По приказу, отданному шепотом одним из гвардейцев, портшез поставили перед тускло освещенным, лакированным темно-красным порталом, на котором золотом были выложены два иероглифа в человеческий рост. Словно всем движениям в этом месте надлежало неукоснительно гармонировать между собою, украшенные иероглифами створки начали с тихим вздохом отворяться внутрь в ту самую секунду, когда евнух открыл дверцу портшеза и, еще не убрав ладонь с ручки и вытянув руку, отвесил Цзяну глубокий поклон, после чего тот ступил под навес павильона и жестом подозвал Кокса.

Мерцающий золотом, лаком и шелком в неровном, трепетном свете и притом будто бы странно пустой зал, явившийся их взорам за порогом открытого портала и показавшийся Коксу громадным, явно мог служить лишь одной цели.

Престол, помещенный не в конце зала, а ближе к середине, окружало прямо-таки пугающе глубокое пространство, отсвечивающий металлом простор, который надлежало преодолеть каждому, кто хотел приблизиться к этому месту. Так, латникам, что тенями в шлемах с плюмажами недвижно, словно изваяния, замерли вдоль стен, украшенных гобеленами в иероглифах, вполне достанет и пространства, и времени, чтобы в самую последнюю секунду удержать каждого, кто приближался к Всемогущему, от самоубийственного нападения, неверного движения или хоть единственного неверного слова, и похоронить его под своими латами.
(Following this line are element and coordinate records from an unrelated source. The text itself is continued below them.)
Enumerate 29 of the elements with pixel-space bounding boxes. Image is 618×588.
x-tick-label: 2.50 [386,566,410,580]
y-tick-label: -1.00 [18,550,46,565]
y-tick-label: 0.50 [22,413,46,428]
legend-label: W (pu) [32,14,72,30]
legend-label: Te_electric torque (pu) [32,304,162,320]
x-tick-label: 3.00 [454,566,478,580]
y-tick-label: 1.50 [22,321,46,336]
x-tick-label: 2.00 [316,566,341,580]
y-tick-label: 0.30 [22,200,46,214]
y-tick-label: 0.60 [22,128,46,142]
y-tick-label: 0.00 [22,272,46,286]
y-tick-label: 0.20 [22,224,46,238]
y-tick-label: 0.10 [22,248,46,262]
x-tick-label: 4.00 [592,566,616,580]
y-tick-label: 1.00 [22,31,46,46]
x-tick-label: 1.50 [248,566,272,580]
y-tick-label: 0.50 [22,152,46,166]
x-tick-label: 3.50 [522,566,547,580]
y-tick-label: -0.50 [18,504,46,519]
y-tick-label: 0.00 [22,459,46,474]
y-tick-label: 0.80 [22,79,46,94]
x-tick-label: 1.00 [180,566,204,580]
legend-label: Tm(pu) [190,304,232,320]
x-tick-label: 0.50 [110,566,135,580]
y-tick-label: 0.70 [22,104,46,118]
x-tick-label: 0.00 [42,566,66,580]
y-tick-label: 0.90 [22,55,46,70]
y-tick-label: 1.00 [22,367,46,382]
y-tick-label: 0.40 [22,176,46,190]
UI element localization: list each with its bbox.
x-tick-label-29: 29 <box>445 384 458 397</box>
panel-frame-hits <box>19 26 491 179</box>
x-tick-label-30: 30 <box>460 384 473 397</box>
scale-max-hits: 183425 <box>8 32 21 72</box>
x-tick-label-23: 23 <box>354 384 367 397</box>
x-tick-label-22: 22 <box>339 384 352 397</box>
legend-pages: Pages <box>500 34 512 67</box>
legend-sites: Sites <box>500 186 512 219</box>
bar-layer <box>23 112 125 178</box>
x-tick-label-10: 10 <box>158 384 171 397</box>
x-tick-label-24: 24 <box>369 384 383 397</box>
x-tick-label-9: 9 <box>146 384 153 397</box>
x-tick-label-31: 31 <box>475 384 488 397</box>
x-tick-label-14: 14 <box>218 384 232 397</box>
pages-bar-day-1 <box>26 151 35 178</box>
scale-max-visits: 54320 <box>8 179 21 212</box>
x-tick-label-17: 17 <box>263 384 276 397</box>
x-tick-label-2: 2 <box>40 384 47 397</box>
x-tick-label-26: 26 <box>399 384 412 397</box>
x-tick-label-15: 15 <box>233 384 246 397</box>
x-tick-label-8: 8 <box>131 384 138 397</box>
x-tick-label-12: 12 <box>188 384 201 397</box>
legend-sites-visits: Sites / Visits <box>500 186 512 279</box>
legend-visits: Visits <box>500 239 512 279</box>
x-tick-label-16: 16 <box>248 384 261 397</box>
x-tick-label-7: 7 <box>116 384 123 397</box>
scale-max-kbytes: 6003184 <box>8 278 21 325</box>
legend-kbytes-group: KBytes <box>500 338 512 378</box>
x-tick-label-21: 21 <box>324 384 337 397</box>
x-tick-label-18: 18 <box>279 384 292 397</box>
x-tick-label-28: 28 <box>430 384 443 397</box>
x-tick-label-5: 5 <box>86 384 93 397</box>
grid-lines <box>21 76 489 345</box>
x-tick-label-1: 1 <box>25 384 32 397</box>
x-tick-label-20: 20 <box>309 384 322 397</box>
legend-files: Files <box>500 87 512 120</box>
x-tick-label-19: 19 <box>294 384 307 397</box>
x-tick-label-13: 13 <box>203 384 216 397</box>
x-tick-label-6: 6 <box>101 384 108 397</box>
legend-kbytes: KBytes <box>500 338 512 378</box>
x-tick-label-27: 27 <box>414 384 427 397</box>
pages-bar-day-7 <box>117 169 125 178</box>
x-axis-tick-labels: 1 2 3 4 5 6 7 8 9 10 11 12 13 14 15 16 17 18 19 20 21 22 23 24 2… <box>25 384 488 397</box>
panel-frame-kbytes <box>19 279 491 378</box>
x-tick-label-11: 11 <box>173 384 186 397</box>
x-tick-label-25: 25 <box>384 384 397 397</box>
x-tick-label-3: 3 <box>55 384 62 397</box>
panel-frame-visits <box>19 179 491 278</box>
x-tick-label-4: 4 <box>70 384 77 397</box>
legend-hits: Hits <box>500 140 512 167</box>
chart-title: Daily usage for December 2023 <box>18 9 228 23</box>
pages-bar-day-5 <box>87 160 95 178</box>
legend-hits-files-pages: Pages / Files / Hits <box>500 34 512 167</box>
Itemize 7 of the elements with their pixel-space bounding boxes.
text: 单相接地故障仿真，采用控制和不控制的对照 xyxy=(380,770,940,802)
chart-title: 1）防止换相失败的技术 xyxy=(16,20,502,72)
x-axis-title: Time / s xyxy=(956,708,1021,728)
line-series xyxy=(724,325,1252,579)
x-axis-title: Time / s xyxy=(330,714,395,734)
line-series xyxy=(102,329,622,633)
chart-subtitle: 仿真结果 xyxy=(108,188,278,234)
На колени! На колени, мастер Кокс!

Цзян прошептал, чуть ли не умоляюще выдохнул свой приказ, а сам меж тем уже опустился на колени. Прежде чем последовать его примеру и тоже стать на колени, в глубоком, глубоком поклоне коснуться лбом пола, вновь выпрямиться на коленях и в предписанной последовательности трижды подняться и пасть ниц, чтобы затем наконец, стоя на коленях, внимать тихому, едва внятному голосу самого могущественного человека на свете, божества, Кокс бросил взгляд на далекий престол. Широкий темно-синий ковер, который, судя по тончайшему тканому узору из волн, пенных барашков и бликов света, символизировал реку или водяной ров неприступной твердыни, отделял место коленопреклонений от места Высочайшего. Но престол был пуст.

Странно низкий — к нему вели всего-навсего три невысокие ступени, — он стоял, сияя золотом, посреди ковровой реки. Концы широких мягких подлокотников украшали головы драконов, чьи распахнутые пасти словно источали свет. Спинку составляли переплетенные между собой нефритово-зеленые драконьи тела. Однако же необъяснимо скромный, воз­можно оттого, что лишь на три ступени поднимался над полом, по которому ступал и подданный, сей знак абсолютной власти не высился там, а просто стоял.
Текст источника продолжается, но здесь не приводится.